According to what I have read:

  1. DC coefficient per block, we create a byte storing difference magnitude category as shown in Annex F Table F.1 of ITU-T T.81. The actual DC coefficient which stores a difference is stored in raw bits following this huffman coded magnitude category information byte.

Similarly for AC coefficients,

  1. AC coefficients are first encoded to contain zero-run-lengths. Then, we huffman encode these bytes where upper 4 bits are zero-run-length and lower 4 bits are the AC coefficient magnitude category as shown in Annex F Table F.2 of ITU-T T.81. The huffman encoded byte that contains zero-length and magnitude category data is followed by raw bits that contain the actual AC coefficient magnitude.

My question is fundamentally this, in both cases, why do we store unencoded-uncompressed raw bits for the coefficients but the magnitude category information is huffman encoded? WHY? This makes no sense.

3
By storing the magnitude category followed by the "raw bits", it takes up less space than always storing 16-bits of data for each coefficient. E.g. the very common quantized values of 1 and -1 take a single bit to store the "raw bits" and the zero-length+mag-category combinations have short Huffman code lengths.BitBank

3 Answers

2
votes

Here's another way of looking at it. When you compress bit values of variable length you need to encode the number of bits and the bits themselves. The coefficient lengths have a relatively small range of values while the coefficients have a wide range of values.

If you were to Huffman encode the coefficient values, the code lengths could be quite large and the tables hard to manageable.

JPEG then Huffman encodes the length part of the coefficients but not the coefficients themselves. Half the data gets compressed at this stage.

1
votes

It does make sense to store raw bits in these situations.

When the data you're trying to compress are close enough to 'random' (a flat/uniform probability distribution), then entropy coding will not give you much coding gain.
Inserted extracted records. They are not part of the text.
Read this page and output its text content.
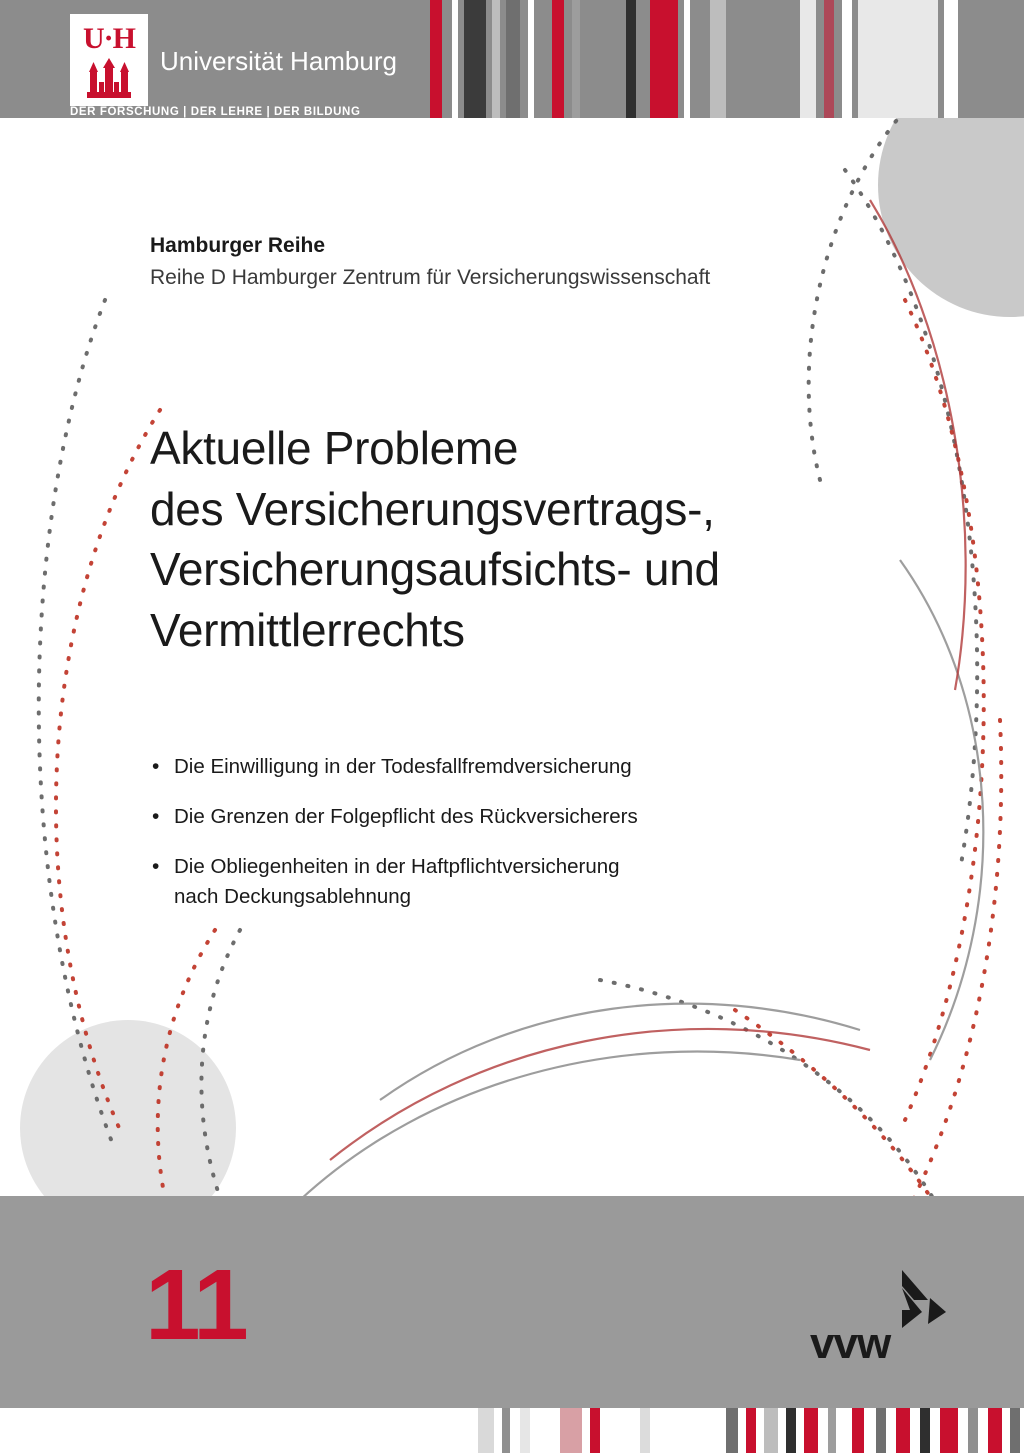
U·H
Universität Hamburg
DER FORSCHUNG | DER LEHRE | DER BILDUNG

Hamburger Reihe

Reihe D Hamburger Zentrum für Versicherungswissenschaft

Aktuelle Probleme
des Versicherungsvertrags-,
Versicherungsaufsichts- und
Vermittlerrechts
• Die Einwilligung in der Todesfallfremdversicherung
• Die Grenzen der Folgepflicht des Rückversicherers
• Die Obliegenheiten in der Haftpflichtversicherung
nach Deckungsablehnung
11	vvw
This is particularly true for simple entropy coding method such as Huffman encoder. In this case, skipping entropy coding will give you similar compression ratios, and will reduce the time complexity.

0
votes

The way I see it, classifying the DC difference magnitudes into these "buckets", splits these values into a byte that will always be compressed into at most 4 bits (DC Huffman coding tables encode 12 possible values at most), followed by string of at most 11 bits where its length has a uniform probability distribution.

The other alternative could've been to use Huffman encoding directly on the full DC coefficient difference. If the values are unlikely to repeat, doing this would produce a different Huffman code for each one, which wouldn't produce much compression gains.

My guess is that people writing the spec did experimental testing on some image data set and concluded 12 magnitude categories yielded good enough compression. They probably also tested what you say about being agnostic to the data format and came to the conclusion their method compressed images better. So far, I haven't read the papers backing up the specification, but maybe this experimental data can be found there.


Note: When using 12 bit sample precision, there would be 16 magnitude categories, but they can still be encoded with at most 4 bits using Huffman coding.